After I met my teacher, I’ve always made the mistake of editing myself while writing or the horrible mistake of editing my thoughts. Years afterwards, I learnt that editing thoughts before writing is a tried and tested technique for losing any wonderful ideas I may have. I’ve also realized that painting the house is important, but the groundwork has to come first. I’m not underestimating the power of editing. Writing and editing are both equally important. I’ve repeatedly told myself, don’t run before you can walk, and don’t stress over the rules. You’ll eventually learn the rules as you write. It’s true I’ve learnt more about writing through years of practice.
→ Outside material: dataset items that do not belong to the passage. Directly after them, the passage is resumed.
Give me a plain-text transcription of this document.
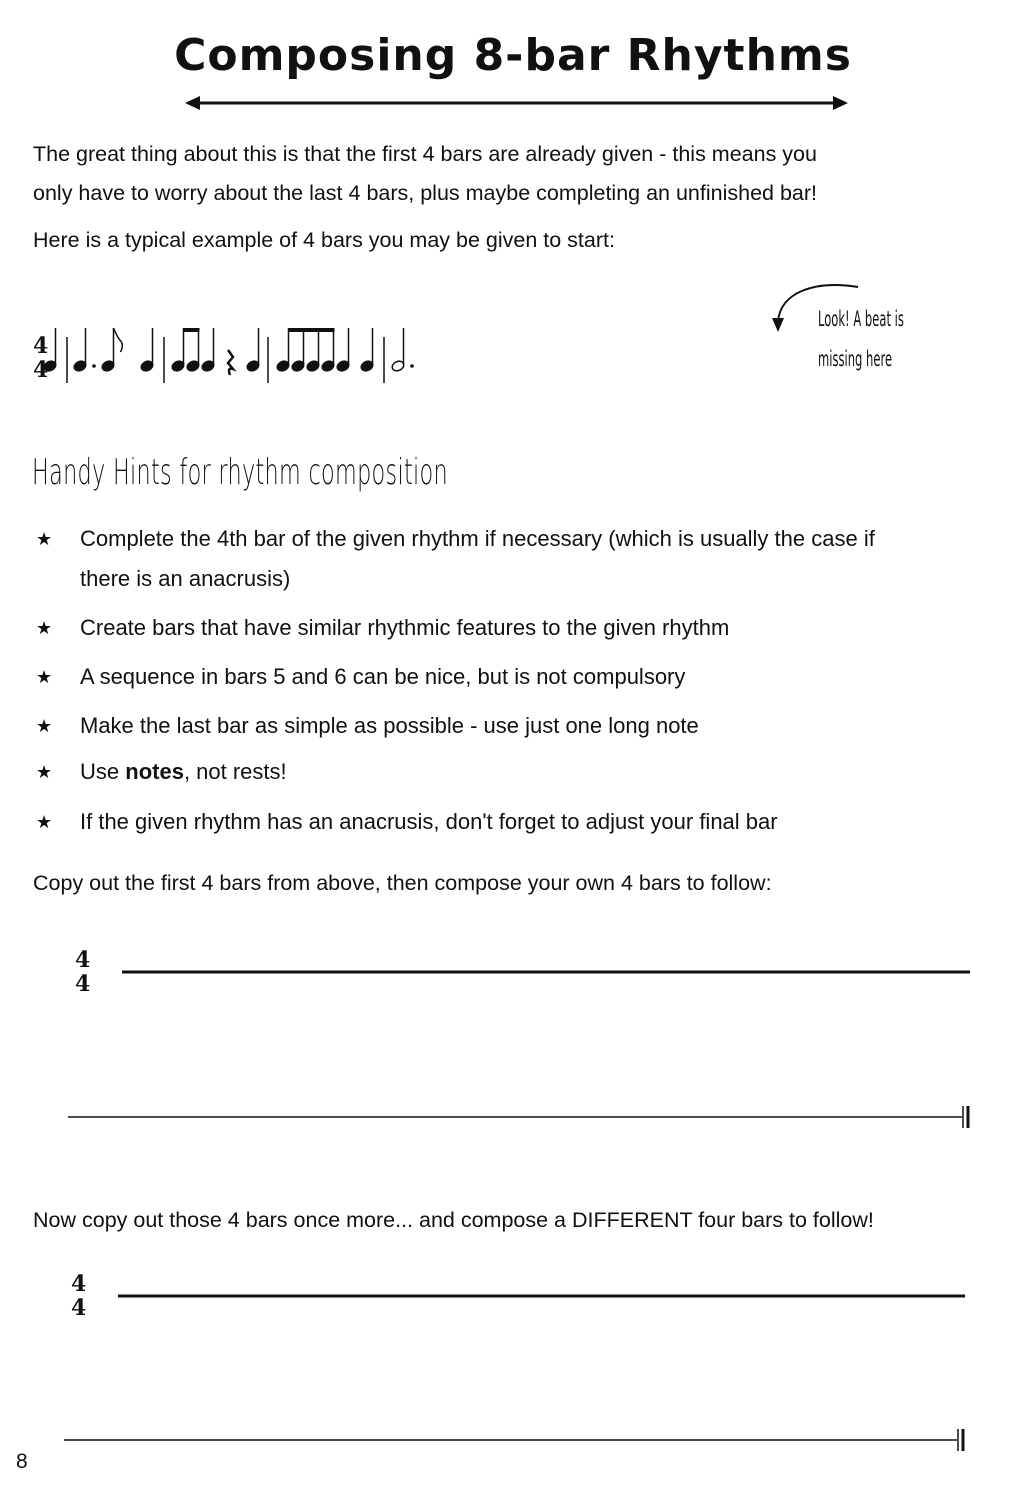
Composing 8-bar Rhythms
The great thing about this is that the first 4 bars are already given - this means you
only have to worry about the last 4 bars, plus maybe completing an unfinished bar!
Here is a typical example of 4 bars you may be given to start:
4
4
Look! A beat is
missing here
Handy Hints for rhythm composition
★ Complete the 4th bar of the given rhythm if necessary (which is usually the case if
there is an anacrusis)
★ Create bars that have similar rhythmic features to the given rhythm
★ A sequence in bars 5 and 6 can be nice, but is not compulsory
★ Make the last bar as simple as possible - use just one long note
★ Use notes, not rests!
★ If the given rhythm has an anacrusis, don't forget to adjust your final bar
Copy out the first 4 bars from above, then compose your own 4 bars to follow:
4
4
Now copy out those 4 bars once more... and compose a DIFFERENT four bars to follow!
4
4
8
I’ve done my fair share of practice during college, but I’ve written more afterwards.
I’ve never claimed to be a good writer, but I’m trying to be. Writing is about putting a piece of yourself out there and fearing rejection. Rejection becomes fiercer if you lack the self-confidence needed to continue. My younger self took my teacher’s fierce reactions to my mistakes personally. I remember I felt there was nothing I could do to make my writing better, or that maybe I wasn’t a writer. I was deeply wounded because I took my writing personally. It was the only thing I believed I can do, and suddenly I was told “no.” I felt defeated with every new essay I submitted for her review. My teacher wasn’t a monster. She was a lovely person. She just harshly edited our work with all the best intentions in the world. She wanted to create good writers.
Luckily, I have not stopped writing. Over the years, building my confidence has made me a better writer. I still have the essays I wrote during college, and I look at them with a big smile on my face because they tell me how much I’ve improved. I’m here to say from experience that harshly editing the work of your students is not a good idea. Sometimes, nurturing their confidence is simply better than teaching them the rules. There is a thin line between giving constructive feedback and shaking a student’s confidence. I advise teachers to consider the differences between students when they teach writing. What works for one student may not work for another. Not all of them are the same. You may think lightly of your feedback, but it could make or break a student. It’s better to have a voice even if it’s not the most grammatically correct one, than to have no voice at all.